The FUNNY HOW? exhibition offers reflection and confrontation of the real and surreal, awkward disharmony and harmony, normality and strangeness, tragedy and comedy. The canvas-dwelling monsters, mutants, hybrids and other isolated creatures bring the artist back to a time of childhood play and experimentation, while the limbs of mutilated, wounded creatures in their stark poses create their very own chaotic world. They are associatively complemented by yellow skulls, plastic bags, Nike sneakers and Rio Mare cans, all of which, through recognized homeliness, touch on environmental issues and criticism of excessive consumption.
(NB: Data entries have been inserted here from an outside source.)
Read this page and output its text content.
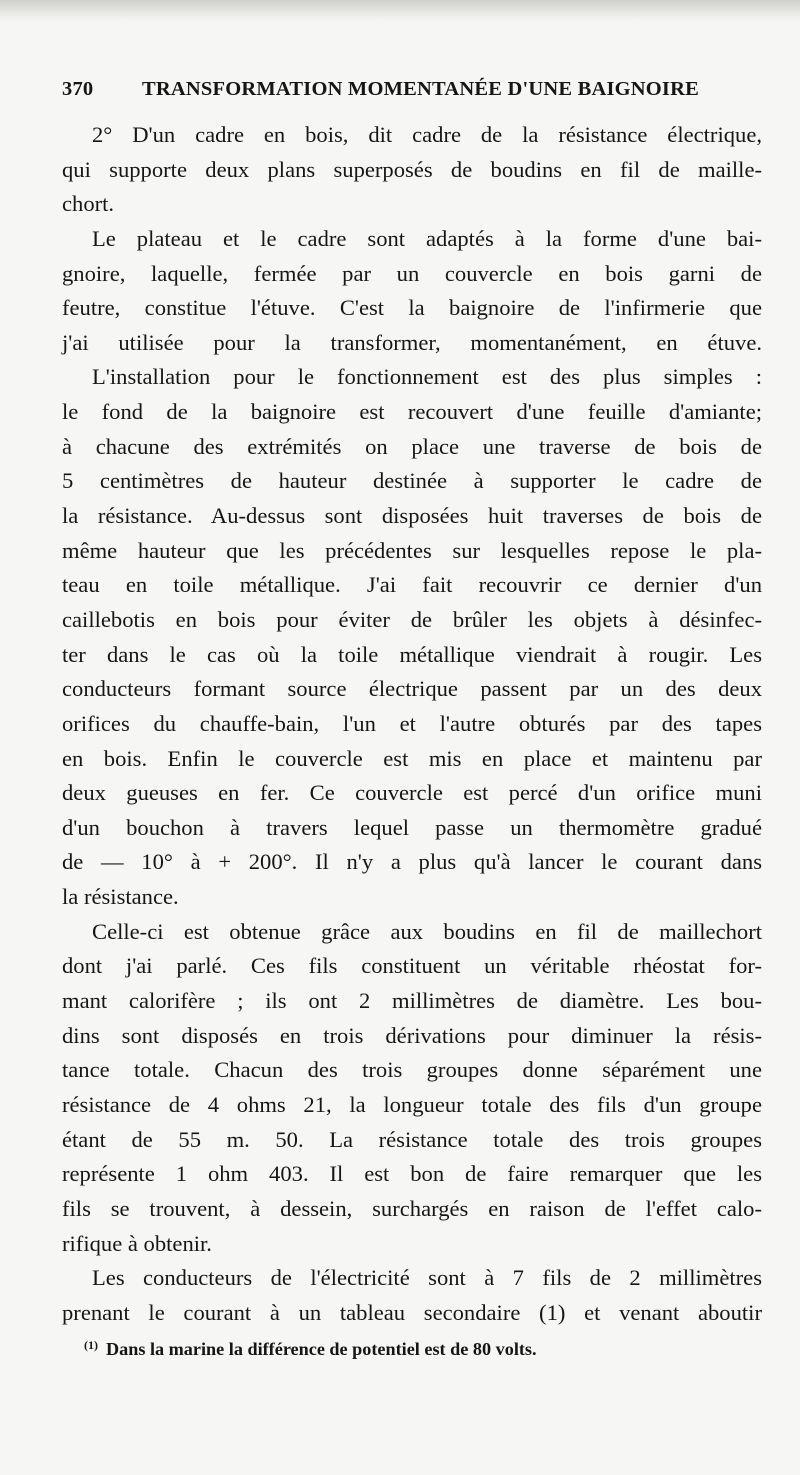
370 TRANSFORMATION MOMENTANÉE D'UNE BAIGNOIRE
2° D'un cadre en bois, dit cadre de la résistance électrique,
qui supporte deux plans superposés de boudins en fil de maille-
chort.
Le plateau et le cadre sont adaptés à la forme d'une bai-
gnoire, laquelle, fermée par un couvercle en bois garni de
feutre, constitue l'étuve. C'est la baignoire de l'infirmerie que
j'ai utilisée pour la transformer, momentanément, en étuve.
L'installation pour le fonctionnement est des plus simples :
le fond de la baignoire est recouvert d'une feuille d'amiante;
à chacune des extrémités on place une traverse de bois de
5 centimètres de hauteur destinée à supporter le cadre de
la résistance. Au-dessus sont disposées huit traverses de bois de
même hauteur que les précédentes sur lesquelles repose le pla-
teau en toile métallique. J'ai fait recouvrir ce dernier d'un
caillebotis en bois pour éviter de brûler les objets à désinfec-
ter dans le cas où la toile métallique viendrait à rougir. Les
conducteurs formant source électrique passent par un des deux
orifices du chauffe-bain, l'un et l'autre obturés par des tapes
en bois. Enfin le couvercle est mis en place et maintenu par
deux gueuses en fer. Ce couvercle est percé d'un orifice muni
d'un bouchon à travers lequel passe un thermomètre gradué
de — 10° à + 200°. Il n'y a plus qu'à lancer le courant dans
la résistance.
Celle-ci est obtenue grâce aux boudins en fil de maillechort
dont j'ai parlé. Ces fils constituent un véritable rhéostat for-
mant calorifère ; ils ont 2 millimètres de diamètre. Les bou-
dins sont disposés en trois dérivations pour diminuer la résis-
tance totale. Chacun des trois groupes donne séparément une
résistance de 4 ohms 21, la longueur totale des fils d'un groupe
étant de 55 m. 50. La résistance totale des trois groupes
représente 1 ohm 403. Il est bon de faire remarquer que les
fils se trouvent, à dessein, surchargés en raison de l'effet calo-
rifique à obtenir.
Les conducteurs de l'électricité sont à 7 fils de 2 millimètres
prenant le courant à un tableau secondaire (1) et venant aboutir
$^{(1)}$ Dans la marine la différence de potentiel est de 80 volts.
In the blend of social reality and imagination, smiling clown faces also appear as embodied contradictions. Protagonists wearing modern sneakers and clown smiles point to the production of happiness through consumerism and ownership, while this obsessive attachment to things leads to their own enslavement. The clown mask, as a space where social illusions, utopian longings as well as personal hidden desires can be projected, is surrounded by elements that move between vibrant, flamboyant colours and dark, black surfaces that overlap with each other. As the artist does not dilute the shades he uses, his works get a specific texture, and this sub-image presents the painted elements with visibility and supports the entire composition. By doing so, the artist skilfully avoids the straightforwardness of speech and a condemning view, and despite his seemingly unburdened attitude to modernity, holds up a mirror and poses the question: Funny how?